In the UK, it’s never really found that same fashionable or luxurious niche. It tops a three-tier MVP range alongside the underrated Golf SV and popular Touran, and the latter’s size and seven-seat versatility mean it outsells the Sharan three-fold. At the lifestyle end of Volkswagen’s people-movers, around a thousand Caravelle buyers opt for a share of the Kombi’s bloodline every year.
So the range here is small. Volkswagen sells 3,500 per year in the UK, of which 70% go to fleets, and business demand is driven by practicality – it’s a popular model with private hire companies and user-choosers with growing families. There’s no place for the executive-class six-seat version or the five-seater with the cavernous cargo area in British showrooms.
The space and versatility on offer is impressive, with individually adjustable middle row seats to increase shoulder and headroom, and comfortable space for two adults in the back. Six of the seats fold flat, while the five rear seats have ISOFIX points, and thus the potential to move a headache-inducing volume of under-fours.
But it manages not to feel like a van. Ride quality is excellent, regardless of wheel choice, and the controls are light for low-speed manoeuvres, but it has a tendency to roll through corners.
Behind subtle styling updates, the engine range now includes three Euro 6 compliant 2.0-litre diesels.
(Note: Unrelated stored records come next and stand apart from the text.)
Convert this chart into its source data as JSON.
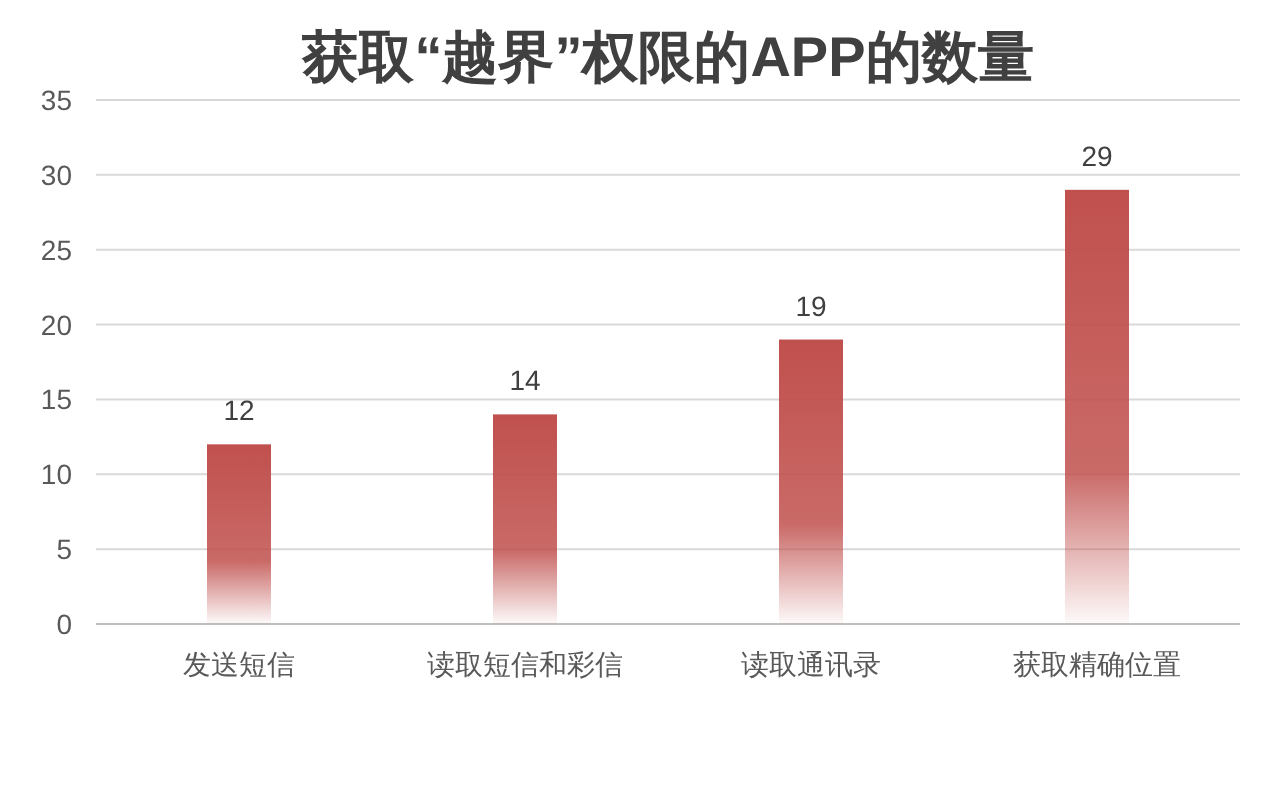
{
  "chart_data": {
    "type": "bar",
    "title": "获取“越界”权限的APP的数量",
    "categories": [
      "发送短信",
      "读取短信和彩信",
      "读取通讯录",
      "获取精确位置"
    ],
    "values": [
      12,
      14,
      19,
      29
    ],
    "color": "#c0504d",
    "ylim": [
      0,
      35
    ],
    "yticks": [
      0,
      5,
      10,
      15,
      20,
      25,
      30,
      35
    ],
    "grid": "y",
    "data_labels": true
  }
}
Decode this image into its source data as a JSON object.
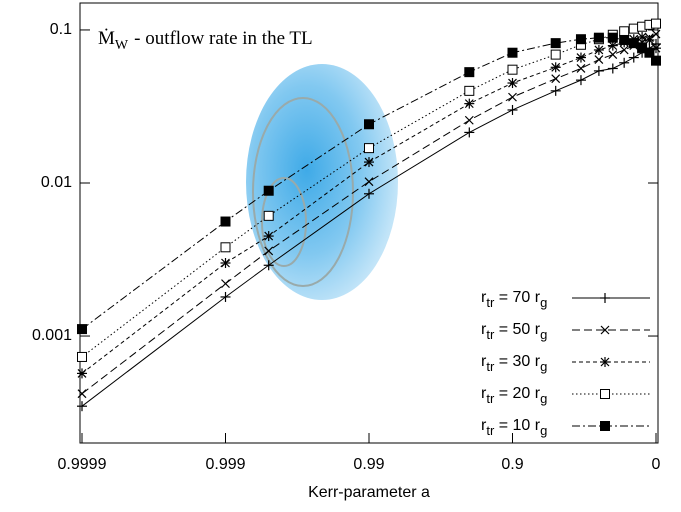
{
  "chart_data": {
    "type": "line",
    "annotation": {
      "symbol": "Ṁ",
      "subscript": "W",
      "text": "- outflow rate in the TL"
    },
    "x_label": "Kerr-parameter a",
    "x_scale": "log(1-a)",
    "y_scale": "log",
    "xlim": [
      0.9999,
      0
    ],
    "xticks": [
      0.9999,
      0.999,
      0.99,
      0.9,
      0
    ],
    "ylim": [
      0.0002,
      0.15
    ],
    "yticks": [
      0.001,
      0.01,
      0.1
    ],
    "legend": "bottom-right",
    "x": [
      0.9999,
      0.999,
      0.998,
      0.99,
      0.95,
      0.9,
      0.8,
      0.7,
      0.6,
      0.5,
      0.4,
      0.3,
      0.2,
      0.1,
      0
    ],
    "series": [
      {
        "name": [
          "r",
          "tr",
          " = 70 r",
          "g"
        ],
        "color": "#000000",
        "marker": "plus",
        "dash": "solid",
        "values": [
          0.000348,
          0.0018,
          0.0029,
          0.0085,
          0.0214,
          0.03,
          0.04,
          0.047,
          0.054,
          0.056,
          0.061,
          0.066,
          0.071,
          0.076,
          0.081
        ]
      },
      {
        "name": [
          "r",
          "tr",
          " = 50 r",
          "g"
        ],
        "color": "#000000",
        "marker": "cross",
        "dash": "dashed",
        "values": [
          0.00042,
          0.0022,
          0.0036,
          0.0102,
          0.0257,
          0.0364,
          0.048,
          0.056,
          0.064,
          0.069,
          0.074,
          0.079,
          0.083,
          0.089,
          0.094
        ]
      },
      {
        "name": [
          "r",
          "tr",
          " = 30 r",
          "g"
        ],
        "color": "#000000",
        "marker": "star",
        "dash": "short-dashed",
        "values": [
          0.00057,
          0.003,
          0.0045,
          0.0137,
          0.033,
          0.045,
          0.057,
          0.066,
          0.074,
          0.079,
          0.083,
          0.087,
          0.09,
          0.086,
          0.076
        ]
      },
      {
        "name": [
          "r",
          "tr",
          " = 20 r",
          "g"
        ],
        "color": "#000000",
        "marker": "open-square",
        "dash": "dotted",
        "values": [
          0.00073,
          0.0038,
          0.0061,
          0.0169,
          0.04,
          0.055,
          0.069,
          0.08,
          0.087,
          0.093,
          0.098,
          0.102,
          0.105,
          0.108,
          0.11
        ]
      },
      {
        "name": [
          "r",
          "tr",
          " = 10 r",
          "g"
        ],
        "color": "#000000",
        "marker": "filled-square",
        "dash": "dash-dot",
        "values": [
          0.00111,
          0.0056,
          0.0089,
          0.0242,
          0.053,
          0.071,
          0.082,
          0.087,
          0.089,
          0.089,
          0.086,
          0.082,
          0.077,
          0.071,
          0.063
        ]
      }
    ]
  }
}
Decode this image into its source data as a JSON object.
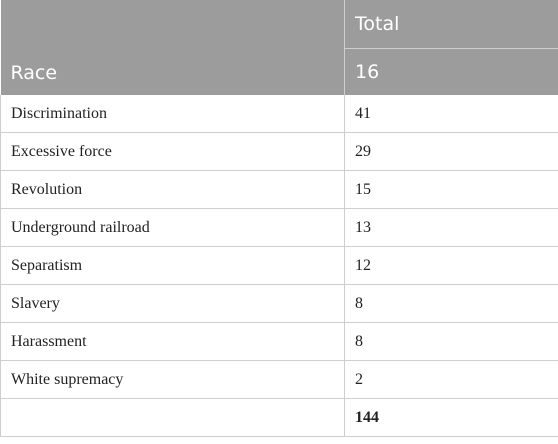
{
  "table": {
    "header": {
      "col1_label": "Race",
      "col2_label": "Total",
      "col2_count": "16"
    },
    "rows": [
      {
        "label": "Discrimination",
        "value": "41"
      },
      {
        "label": "Excessive force",
        "value": "29"
      },
      {
        "label": "Revolution",
        "value": "15"
      },
      {
        "label": "Underground railroad",
        "value": "13"
      },
      {
        "label": "Separatism",
        "value": "12"
      },
      {
        "label": "Slavery",
        "value": "8"
      },
      {
        "label": "Harassment",
        "value": "8"
      },
      {
        "label": "White supremacy",
        "value": "2"
      }
    ],
    "total_row": {
      "label": "",
      "value": "144"
    }
  },
  "colors": {
    "header_bg": "#9c9c9c",
    "header_text": "#ffffff",
    "grid": "#cfcfcf",
    "body_text": "#222222"
  }
}
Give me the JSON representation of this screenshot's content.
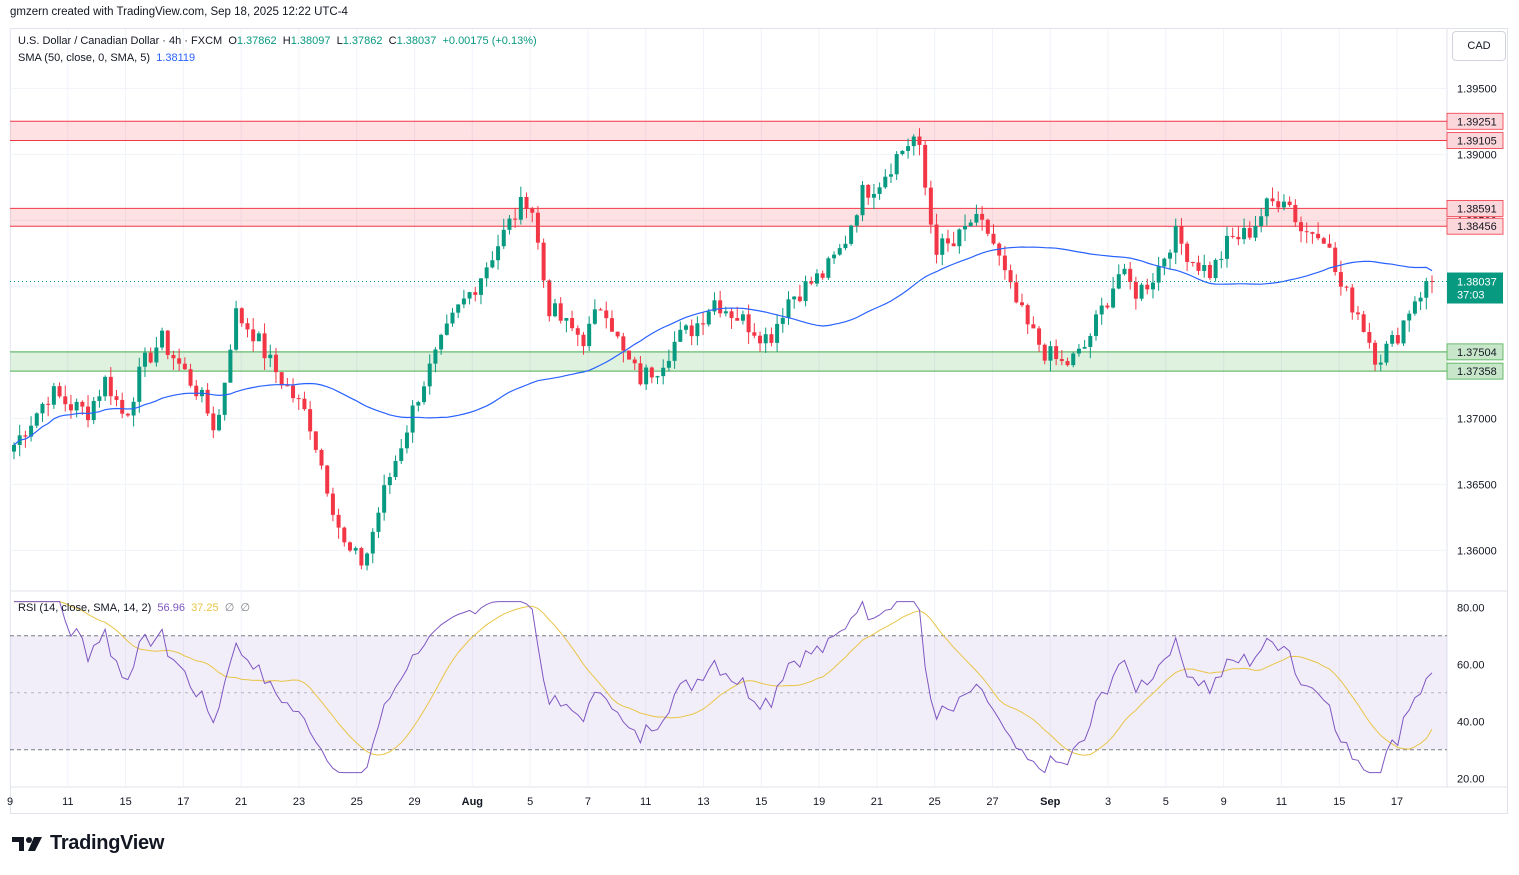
{
  "header": {
    "text": "gmzern created with TradingView.com, Sep 18, 2025 12:22 UTC-4"
  },
  "legend": {
    "symbol": "U.S. Dollar / Canadian Dollar · 4h · FXCM",
    "o_label": "O",
    "o_value": "1.37862",
    "h_label": "H",
    "h_value": "1.38097",
    "l_label": "L",
    "l_value": "1.37862",
    "c_label": "C",
    "c_value": "1.38037",
    "change": "+0.00175 (+0.13%)",
    "sma_label": "SMA (50, close, 0, SMA, 5)",
    "sma_value": "1.38119",
    "rsi_label": "RSI (14, close, SMA, 14, 2)",
    "rsi_value": "56.96",
    "rsi_sma_value": "37.25",
    "rsi_extra1": "∅",
    "rsi_extra2": "∅"
  },
  "currency_button": "CAD",
  "footer": {
    "logo_text": "TradingView"
  },
  "colors": {
    "up": "#089981",
    "down": "#f23645",
    "sma": "#2962ff",
    "rsi": "#7e57c2",
    "rsi_sma": "#e8c547",
    "resistance_zone": "#f23645",
    "support_zone": "#4caf50"
  },
  "chart_data": [
    {
      "type": "candlestick",
      "title": "U.S. Dollar / Canadian Dollar · 4h · FXCM",
      "ylim": [
        1.357,
        1.3995
      ],
      "y_ticks": [
        "1.36000",
        "1.36500",
        "1.37000",
        "1.37500",
        "1.38000",
        "1.38500",
        "1.39000",
        "1.39500"
      ],
      "x_ticks": [
        "9",
        "11",
        "15",
        "17",
        "21",
        "23",
        "25",
        "29",
        "Aug",
        "5",
        "7",
        "11",
        "13",
        "15",
        "19",
        "21",
        "25",
        "27",
        "Sep",
        "3",
        "5",
        "9",
        "11",
        "15",
        "17"
      ],
      "price_badges": [
        {
          "label": "1.39251",
          "value": 1.39251,
          "kind": "resistance"
        },
        {
          "label": "1.39105",
          "value": 1.39105,
          "kind": "resistance"
        },
        {
          "label": "1.38591",
          "value": 1.38591,
          "kind": "resistance"
        },
        {
          "label": "1.38456",
          "value": 1.38456,
          "kind": "resistance"
        },
        {
          "label": "1.37504",
          "value": 1.37504,
          "kind": "support"
        },
        {
          "label": "1.37358",
          "value": 1.37358,
          "kind": "support"
        }
      ],
      "last_price": {
        "label": "1.38037",
        "countdown": "37:03",
        "value": 1.38037
      },
      "zones": [
        {
          "top": 1.39251,
          "bottom": 1.39105,
          "kind": "resistance"
        },
        {
          "top": 1.38591,
          "bottom": 1.38456,
          "kind": "resistance"
        },
        {
          "top": 1.37504,
          "bottom": 1.37358,
          "kind": "support"
        }
      ],
      "close_path": [
        1.368,
        1.37,
        1.372,
        1.371,
        1.3705,
        1.373,
        1.37,
        1.374,
        1.376,
        1.374,
        1.372,
        1.369,
        1.378,
        1.3765,
        1.374,
        1.372,
        1.37,
        1.365,
        1.36,
        1.359,
        1.364,
        1.368,
        1.372,
        1.375,
        1.378,
        1.38,
        1.3825,
        1.385,
        1.387,
        1.3785,
        1.377,
        1.376,
        1.379,
        1.375,
        1.373,
        1.374,
        1.376,
        1.377,
        1.379,
        1.378,
        1.377,
        1.376,
        1.379,
        1.38,
        1.381,
        1.383,
        1.387,
        1.388,
        1.39,
        1.3915,
        1.383,
        1.383,
        1.385,
        1.384,
        1.38,
        1.377,
        1.375,
        1.374,
        1.375,
        1.378,
        1.381,
        1.3795,
        1.381,
        1.384,
        1.382,
        1.381,
        1.3835,
        1.384,
        1.386,
        1.387,
        1.384,
        1.3845,
        1.38,
        1.378,
        1.3745,
        1.376,
        1.379,
        1.3805
      ],
      "sma": {
        "name": "SMA (50, close, 0, SMA, 5)",
        "last": 1.38119
      },
      "rsi": {
        "ylim": [
          18,
          85
        ],
        "y_ticks": [
          "20.00",
          "40.00",
          "60.00",
          "80.00"
        ],
        "bands": [
          70,
          30
        ],
        "last": 56.96,
        "sma_last": 37.25
      }
    }
  ]
}
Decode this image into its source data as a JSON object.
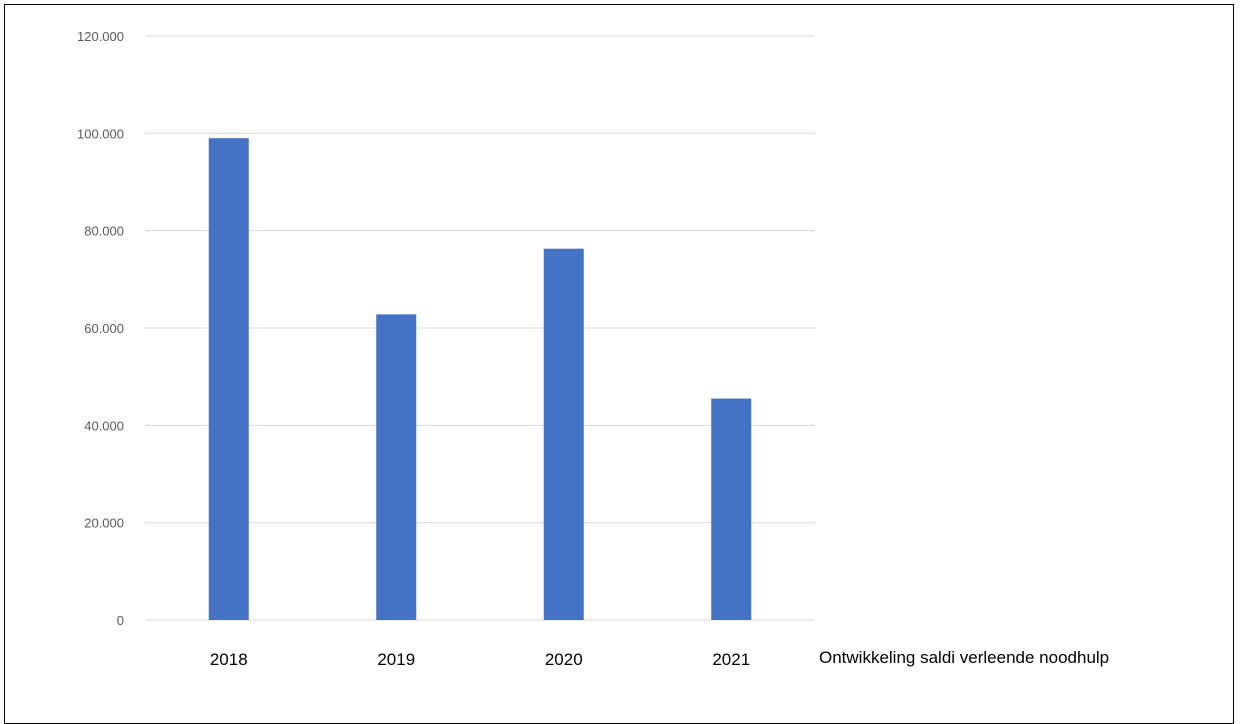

The 148 and 182bhp versions – both shared with the Golf – replace outgoing 138 and 168bhp diesels in the previous car, and there’s a new 113bhp unit as an entry-point, only offered on the S trim. It’s almost petrol-like in its refinement and lack of vibration through the cabin.
Volkswagen reckons most of the volume will come from the 148bhp engine, with sales weighted towards the six-speed DSG transmission. This matches the fuel economy of a manual gearbox and adds between £1,405 and £1,350 to the price of the car, depending on the trim level.
All trim levels also get a new infotainment system, which offers seamless integration with and control of Android and Apple smartphone apps via a USB cable and the touchscreen. It means drivers with an occasional need for satellite navigation can stream it from their phone rather than paying £675 to move from SE to SE Navigation. Automatic post-collision braking, Bluetooth and three-zone Climatronic air conditioning are standard across the range.
Compared to Volkswagen volumes and lined up against more fuel-efficient part-time seven-seaters in other segments the Sharan is almost a niche vehicle in the UK – a car for those who need, rather than want, the space. But it’s a niche which is served very well by the size and versatility on offer here.
Uncompromising in its pursuit of practicality, the Sharan offers interior flexibility and capacity close to a van-derived MPV. Smaller seven-seaters are a threat, though.